A Knife And What?

  

     My dear and elegant cousin Timothy, happily retired from the London rat race and blissfully married to the nicest man in the world, has taken to whiling occasional afternoons by serving tea at a friend’s teashop, a pretty little place with the impossibly charming name of The Cobbles, serving delectable fare in the absurdly picturesque little English country town of Rye, in Sussex. It is a job in which he says he’s having more fun in paid employment than he has ever before in his life: his commute involves neither crowded train carriage nor busy city streets but a pleasant stroll through a series of leafy lanes; his colleagues are congenial, his stress minimal, and his clientele nothing short of delightful, because who isn’t in a good mood when taking tea in a tea shop called The Cobbles?

       The other day, he was summoned to table by a customer, a well-dressed not-English lady in well-groomed late middle age.

       “Excuse me, please,” she said politely, in what was mostly excellent English. “If you would be so kind, I would like you to give me …” and went on to make a request that Timothy says no one has publicly made of him for years, and certainly not over Earl Grey and a slice of Victoria sponge sandwich in a teashop on the appropriately cobbled streets of Rye.

       “What did you just say?” he said, after he had at last located his vocal chords.

       The customer leaned forward a little in her chair.

       “I would like,” she repeated, obligingly, in slightly elevated tones. “A (bleep).” And pointed a tastefully manicured finger across the room to the counter, where sat the object of her desire.

       “Oh,” said Timothy, and went to bring her that which she had requested.

       “Thank you,” said the customer, flashing her pearly white teeth in acknowledgement.

       “You’re welcome,” said Timothy. “But in case you ever want to ask for it again, I should tell you that it’s pronounced fork.”

       The customer smiled, and nodded her impeccably coiffured head.

       “(Bleep),” she agreed, sunnily.

       “No,” said Timothy, who is a  kindhearted man and did not like to think of this pleasantly smiling lady’s embarrassing herself on her further travels through England’s green and pleasant land. “It’s not a (bleep).

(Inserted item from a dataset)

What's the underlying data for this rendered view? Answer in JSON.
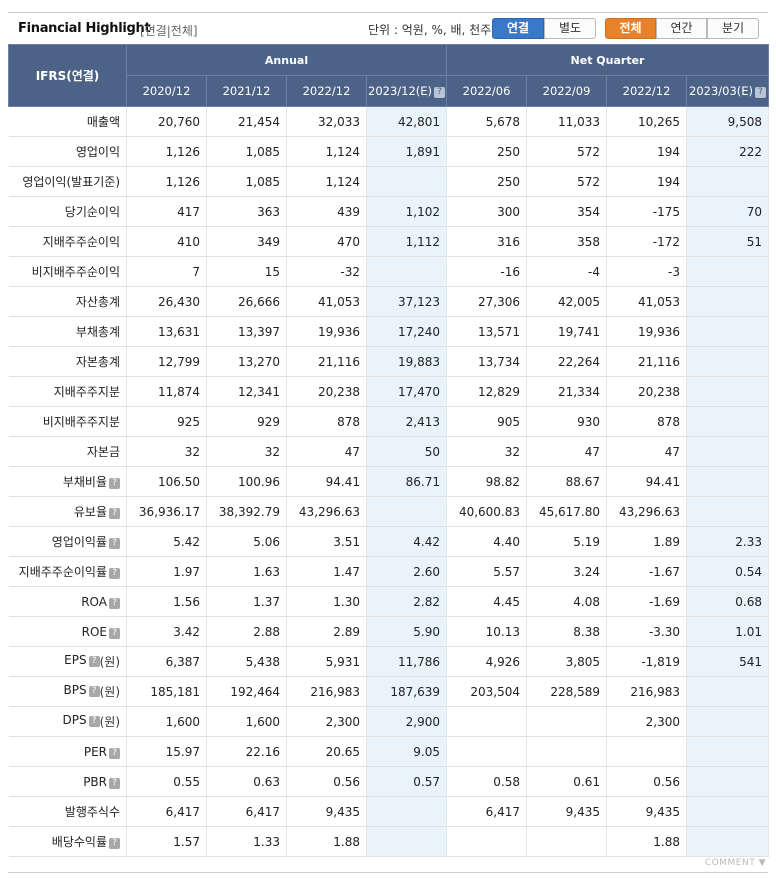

You really mustn’t call it that. It’s a fork.”

       The customer furrowed her perfectly plucked eyebrows in concentration.

       “(Bleep),” she echoed carefully.

       “Fork,” said Timothy. “Faawk. Or, if you’re American, you can say forrrk. But please don’t say (bleep), it’s a bad word in English and if you say it in the wrong place, it might get you into trouble.”

       The customer pursed her discreetly rosy lips, took three deep breaths beneath her perfectly tailored jacket, and raised her head high.

       “(Bleep)!” she shouted in triumph.

       She beamed proudly. Timothy sighed inwardly.

       “It is also called,” she added helpfully, “a utensil.”

       “It is indeed,” Timothy affirmed, feeling that he had done what he could.

       The customers at the next table were laughing so hard at this exchange that they nearly fell headfirst into their scones and jam, although whether their object of their amusement were their fellow customer or Timothy himself, Timothy says he could not be entirely sure. But adds that, as they had included a more than generous tip in their bill for the entertainment value, he is prepared to waive the question.